When the Americans were developing the atomic bomb in the '40s under the
auspices of the Manhattan Project they had to find out how fast
different masses of fissile material would go critical. They did this by
getting some plutonium and steadily surrounding it with a 'neutron reflector' - a substance that reflects the neutrons that the plutonium is pumping out back on itself, which makes the plutonium throw out more neutrons, on and on, till you get Hiroshima.
But because this was the '40s and they didn't have health and safety
they just put the block of plutonium on a stand and stacked up bricks of
tungsten carbide around it till their Geiger counters started going nuts. The
guy doing this, by hand, one day accidentally dropped a tungsten carbide brick
onto the block of plutonium, so the plutonium went 'prompt critical' and
threw out enough radiation to kill the dude.
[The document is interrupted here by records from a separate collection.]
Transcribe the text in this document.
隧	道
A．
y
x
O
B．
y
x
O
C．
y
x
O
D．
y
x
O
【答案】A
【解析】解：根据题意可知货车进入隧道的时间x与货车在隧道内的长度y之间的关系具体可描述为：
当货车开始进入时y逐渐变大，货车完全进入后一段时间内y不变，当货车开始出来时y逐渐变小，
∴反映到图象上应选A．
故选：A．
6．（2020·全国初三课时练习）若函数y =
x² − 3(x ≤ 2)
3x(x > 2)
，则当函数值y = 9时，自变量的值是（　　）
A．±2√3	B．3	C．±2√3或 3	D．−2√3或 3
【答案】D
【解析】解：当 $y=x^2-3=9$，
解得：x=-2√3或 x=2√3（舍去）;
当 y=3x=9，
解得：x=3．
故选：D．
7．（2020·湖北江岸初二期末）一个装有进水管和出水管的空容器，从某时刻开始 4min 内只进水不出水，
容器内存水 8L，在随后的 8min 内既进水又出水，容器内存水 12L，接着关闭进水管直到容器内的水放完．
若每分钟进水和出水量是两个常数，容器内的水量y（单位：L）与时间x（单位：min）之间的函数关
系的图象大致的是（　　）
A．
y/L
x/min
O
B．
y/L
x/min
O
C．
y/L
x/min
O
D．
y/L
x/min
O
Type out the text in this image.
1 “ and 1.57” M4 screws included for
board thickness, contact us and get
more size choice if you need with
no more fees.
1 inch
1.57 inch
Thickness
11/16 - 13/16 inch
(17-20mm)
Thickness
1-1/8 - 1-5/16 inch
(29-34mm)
Later, they'd refined their technique a bit and had the same lump of plutonioum
inside two hemispheres of beryllium which, amazingly, they had a guy
hold open with a screwdriver. Of course the screwdriver eventually
slipped and the 2 hemispheres closed to form a sphere, the plutonium went
prompt critical again, and the guy holding the screwdriver, Louis
Slotin, felt a burning pain in his hand, a sour taste in his mouth, a
wash of heat and saw the air glow blue around him. He managed to yank
the hemispheres apart again, luckily stopping everybody in the vicinity
from dying horribly, but he had received a dose of radiation equivalent
to standing about a kilometre and a half away from an exploding atomic
bomb, so he died a few days later.
The lump of plutonium, really the hero in the tale, became known as the
'demon core.' Luckily we showed it what for, blowing it up in the 'Able' nuclear test at Bikini Atoll in 1946 (although this and other tests have made Bikini Atoll uninhabitable).